College Of Humanities and Fine Arts

Jed Wyrick

I come to the field of Religious Studies from the disciplines of philology and literary analysis. As an undergraduate, I studied the languages, literatures, and cultures of ancient Greece, Rome, and Israel. I received my PhD in Comparative Literature, emphasizing the intersection of classical and biblical studies. My work focuses on ancient Greek poetry and historiography, Hebrew Bible, the Apocrypha and Pseudepigrapha, midrash (Jewish interpretation of the Bible), Hellenistic culture and scholarship, the New Testament and early Christian literature, and Yiddish language and literature. My theoretical interests are in poetics, literary and critical theory, theories of religion, and approaches to culture that derive from the study of anthropology (performance theory, gift exchange and economics of pre-literate societies, myth and ritual, and structuralism).

I am the author of The Ascension of Authorship: Attribution, Textualization, and Canon Formation in Jewish, Hellenistic, and Christian Traditions (Cambridge, MA: Harvard University Press, 2004), together with articles on Pseudepigraphy, Biblical Characters in Jewish Greek Literature, and modern Yiddish literature. I am currently completing a book on Artapanus, who wrote biographies in Greek of the patriarchs Abraham, Joseph, and Moses and their putative role in the creation of ancient Egyptian culture.

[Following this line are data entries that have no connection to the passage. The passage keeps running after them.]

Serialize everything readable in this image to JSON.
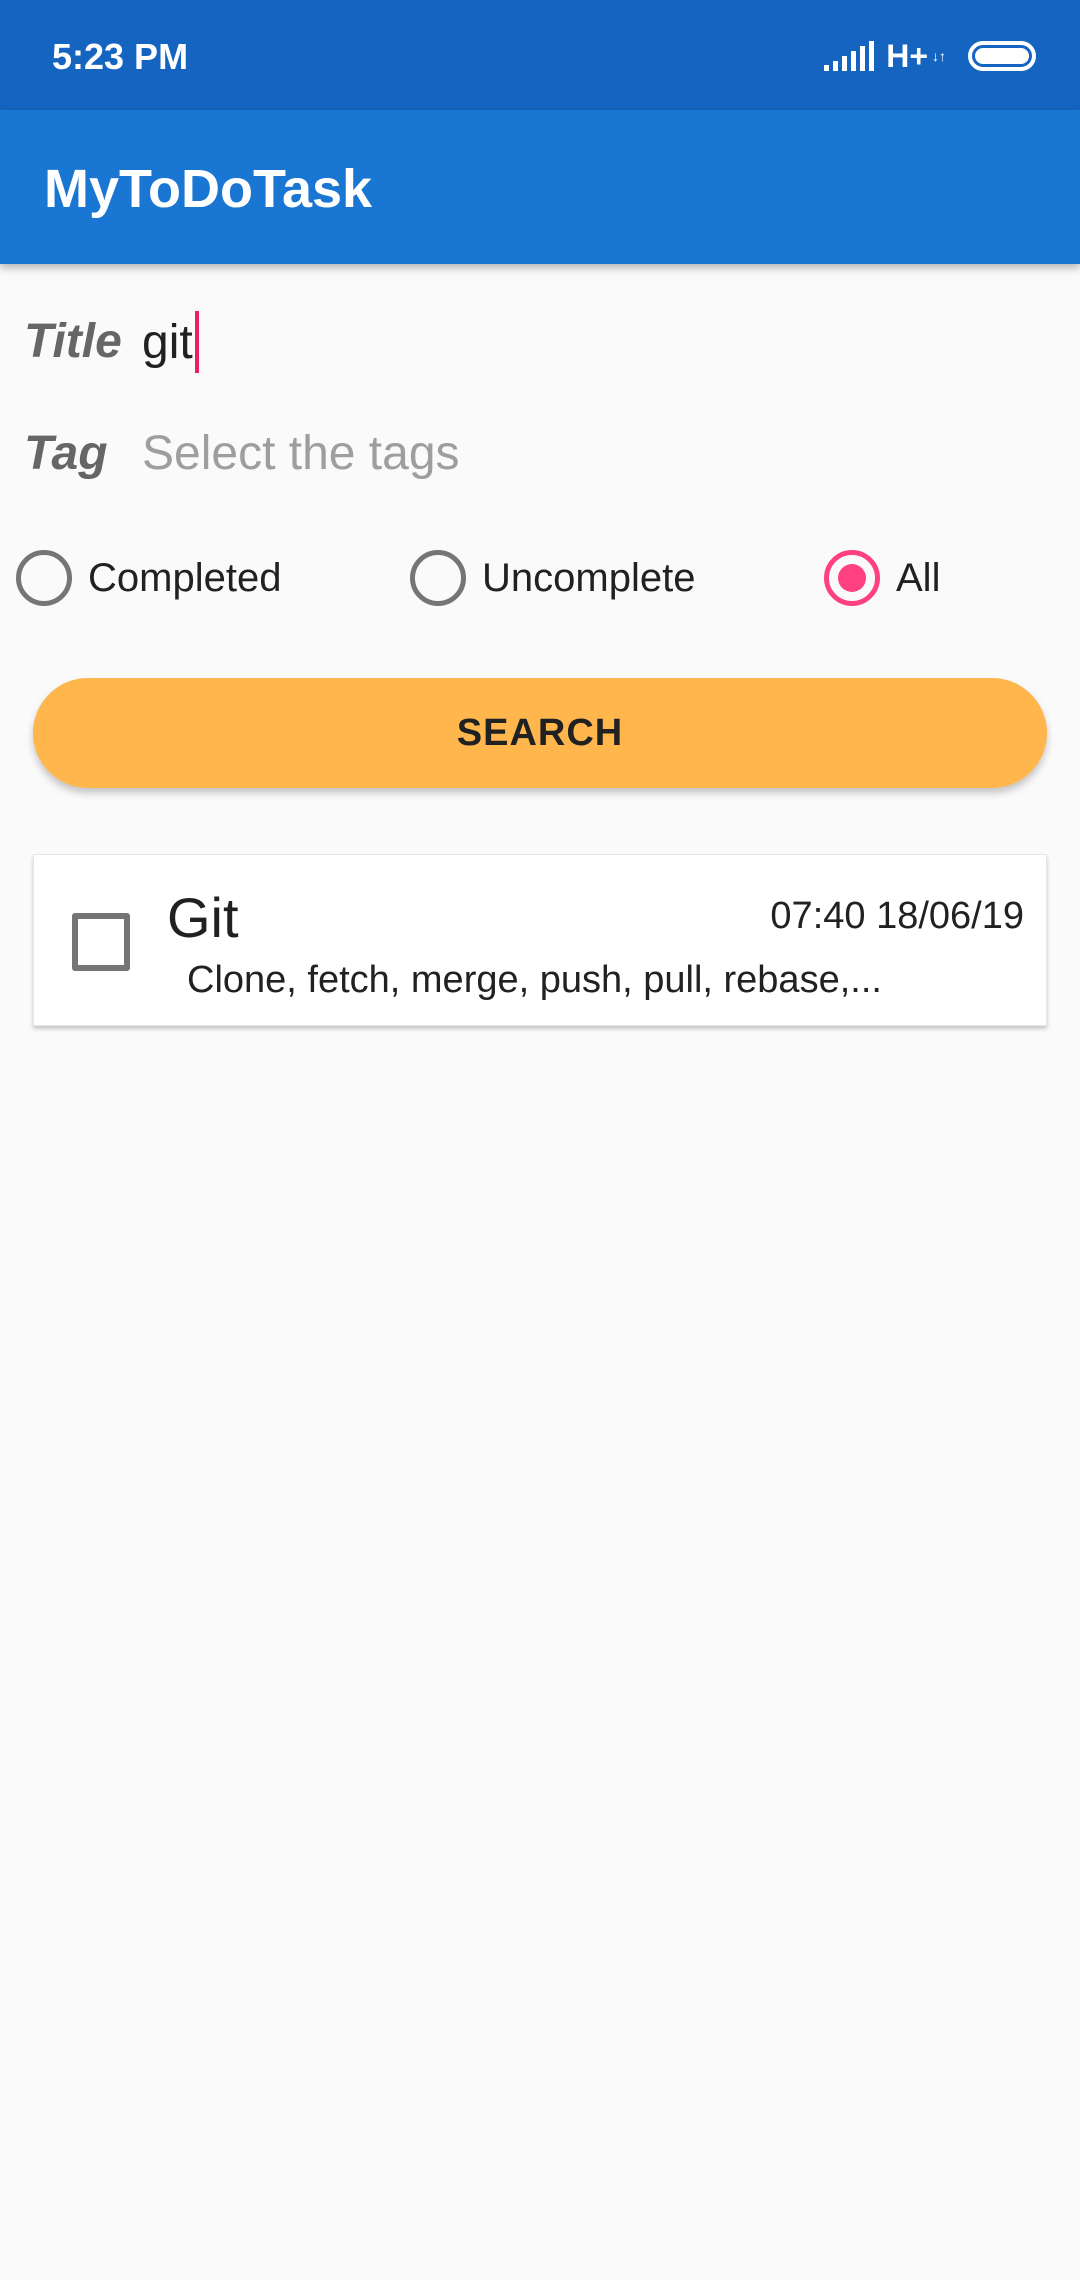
{
  "status_bar": {
    "time": "5:23 PM",
    "network": "H+",
    "network_arrows": "↓↑"
  },
  "app_bar": {
    "title": "MyToDoTask"
  },
  "filters": {
    "title_label": "Title",
    "title_value": "git",
    "tag_label": "Tag",
    "tag_placeholder": "Select the tags",
    "status_options": [
      {
        "label": "Completed",
        "checked": false
      },
      {
        "label": "Uncomplete",
        "checked": false
      },
      {
        "label": "All",
        "checked": true
      }
    ],
    "search_label": "SEARCH"
  },
  "tasks": [
    {
      "title": "Git",
      "datetime": "07:40 18/06/19",
      "description": "Clone, fetch, merge, push, pull, rebase,...",
      "completed": false
    }
  ],
  "colors": {
    "status_bar": "#1565c0",
    "app_bar": "#1976d2",
    "accent": "#ff4081",
    "button": "#ffb74d"
  }
}
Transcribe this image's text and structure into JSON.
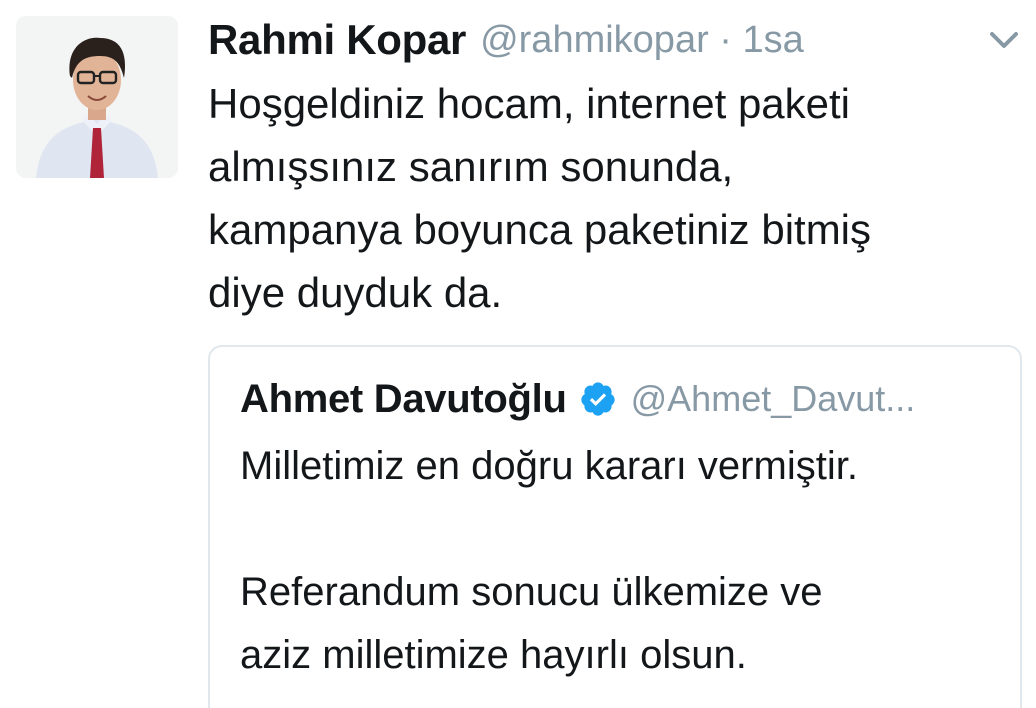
{
  "tweet": {
    "author": {
      "display_name": "Rahmi Kopar",
      "handle_meta": "@rahmikopar · 1sa",
      "avatar_icon": "profile-photo"
    },
    "menu_icon": "chevron-down-icon",
    "text_lines": [
      "Hoşgeldiniz hocam, internet paketi",
      "almışsınız sanırım sonunda,",
      "kampanya boyunca paketiniz bitmiş",
      "diye duyduk da."
    ]
  },
  "quoted_tweet": {
    "display_name": "Ahmet Davutoğlu",
    "verified_icon": "verified-badge-icon",
    "handle": "@Ahmet_Davut...",
    "text_lines": [
      "Milletimiz en doğru kararı vermiştir.",
      "",
      "Referandum sonucu ülkemize ve",
      "aziz milletimize hayırlı olsun."
    ]
  },
  "colors": {
    "text_primary": "#14171a",
    "text_secondary": "#8899a6",
    "card_border": "#e1e8ed",
    "verified_blue": "#1da1f2"
  }
}
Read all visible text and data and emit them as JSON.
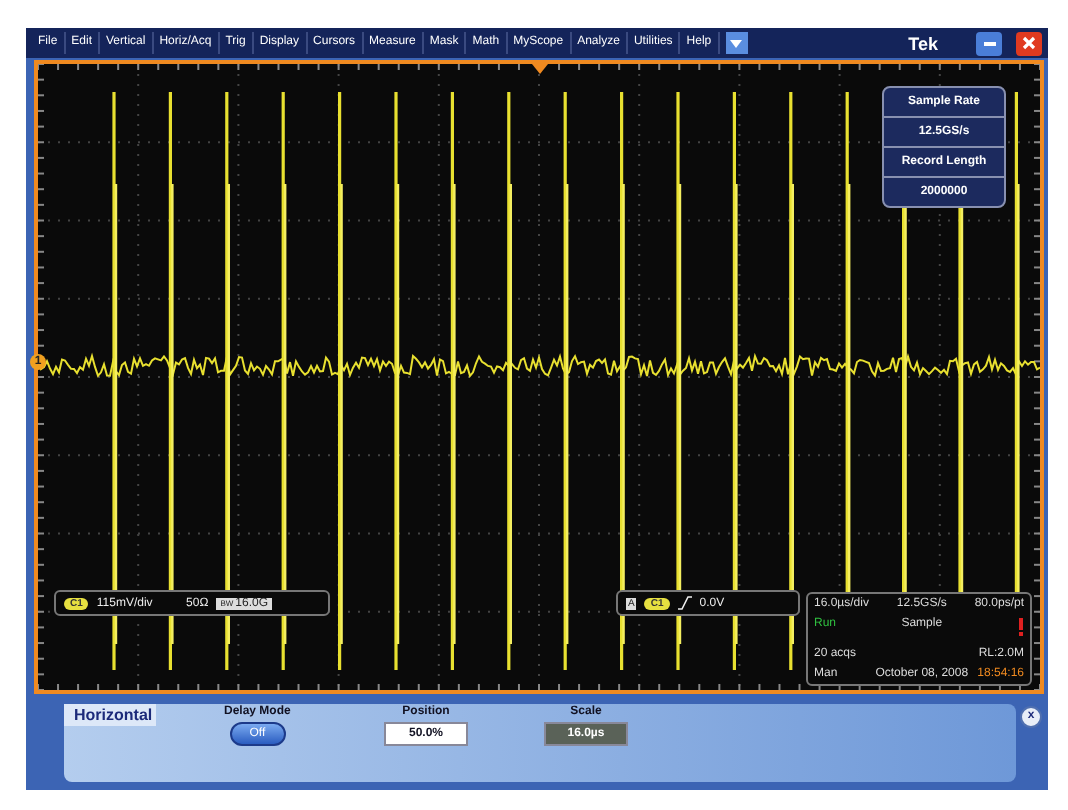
{
  "menu": [
    {
      "label": "File"
    },
    {
      "label": "Edit"
    },
    {
      "label": "Vertical"
    },
    {
      "label": "Horiz/Acq"
    },
    {
      "label": "Trig"
    },
    {
      "label": "Display"
    },
    {
      "label": "Cursors"
    },
    {
      "label": "Measure"
    },
    {
      "label": "Mask"
    },
    {
      "label": "Math"
    },
    {
      "label": "MyScope"
    },
    {
      "label": "Analyze"
    },
    {
      "label": "Utilities"
    },
    {
      "label": "Help"
    }
  ],
  "brand": "Tek",
  "channel_marker": "1",
  "sample_rate": {
    "label": "Sample Rate",
    "value": "12.5GS/s"
  },
  "record_length": {
    "label": "Record Length",
    "value": "2000000"
  },
  "channel_readout": {
    "channel": "C1",
    "scale": "115mV/div",
    "coupling": "50Ω",
    "bw_label": "BW",
    "bandwidth": "16.0G"
  },
  "trigger_readout": {
    "source": "A",
    "channel": "C1",
    "level": "0.0V"
  },
  "acquisition": {
    "horizontal_scale": "16.0µs/div",
    "sample_rate": "12.5GS/s",
    "resolution": "80.0ps/pt",
    "run_state": "Run",
    "mode": "Sample",
    "acqs": "20 acqs",
    "record_length": "RL:2.0M",
    "trigger_mode": "Man",
    "date": "October 08, 2008",
    "time": "18:54:16"
  },
  "panel": {
    "tab": "Horizontal",
    "delay_mode": {
      "label": "Delay Mode",
      "button": "Off"
    },
    "position": {
      "label": "Position",
      "value": "50.0%"
    },
    "scale": {
      "label": "Scale",
      "value": "16.0µs"
    },
    "close": "x"
  }
}
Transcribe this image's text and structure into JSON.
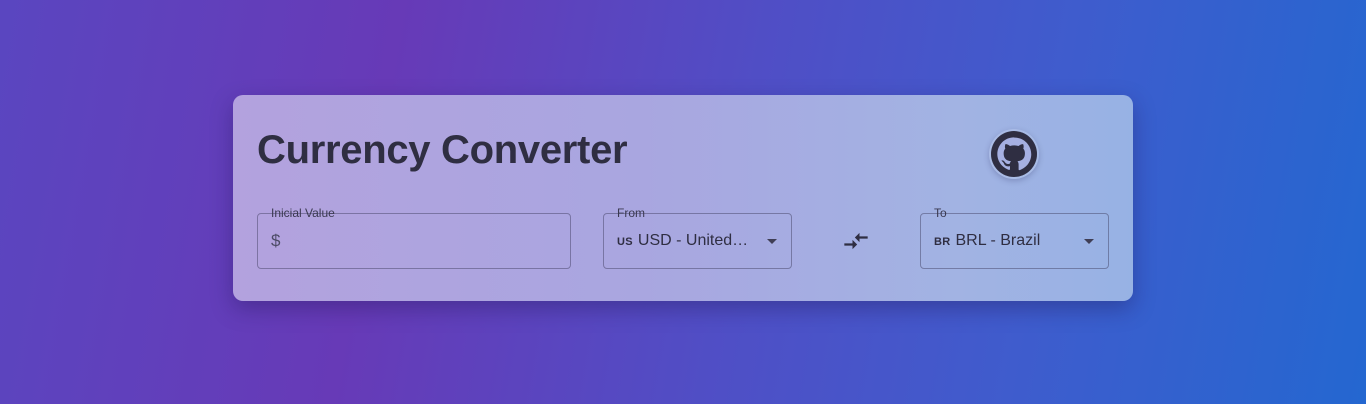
{
  "header": {
    "title": "Currency Converter",
    "github_icon": "github-icon"
  },
  "inputs": {
    "value": {
      "label": "Inicial Value",
      "prefix": "$",
      "value": ""
    },
    "from": {
      "label": "From",
      "flag_code": "US",
      "selected": "USD - United ..."
    },
    "to": {
      "label": "To",
      "flag_code": "BR",
      "selected": "BRL - Brazil"
    },
    "swap_icon": "swap-arrows-icon"
  },
  "colors": {
    "card_text": "#2f2e42",
    "bg_left": "#673ab7",
    "bg_right": "#2467d0"
  }
}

I regularly teach RELS 204I/MJIS 204I Judaism and the Minority Experience, RELS/MJIS 205 Jews, Muslims, and the West, RELS 364 C.S. Lewis and J. R. R. Tolkien: Theology and Myth, RELS 306 Roots of Judaism, Christianity, and Islam, RELS 308 Judaism, Christianity, and Islam Since the Crusades, and HUMN 220 Arts and Ideas: Ancient/Medieval.


Publications 

The Ascension of Authorship: Attribution, Textualization, and Canon Formation in Jewish, Hellenistic, and Christian Traditions

I was never really as interested in the question "who wrote the Bible?" as I was in the question, "who did early Jews and Christians think wrote the Bible?" Most scholars really get caught up in the first question, and forget or ignore the second. But the thing is, the second question is in some ways more crucial for understanding how the Bible and other ancient texts were shaped than the first. This book explores the evidence from the nooks and crannies of literary history (such as passages from the Jewish Talmud, references in the Apocrypha, Pseudepigrapha, and Dead Sea Scrolls, scribal headings attached to the Psalms in the Bible and its early translations, Greek grammatical handbooks, writings by ancient historians and theologians) that convey information about the way books such as the Hebrew Bible, Homeric Epic, and the New Testament got written down, and by whom. My conclusion: Jews, Greeks, and Christians judged the authenticity of the book in question by evaluating the status of its scribe and his place in the prophetic succession (Jews and Christians) or the likelihood that it was actually written down by the person whose name it bore (Greeks and Christians). I also maintain that the modern Western notion of the author stems from St. Augustine's amalgamation of Greek and Jewish views on how much a text can be credited to the person who composed it.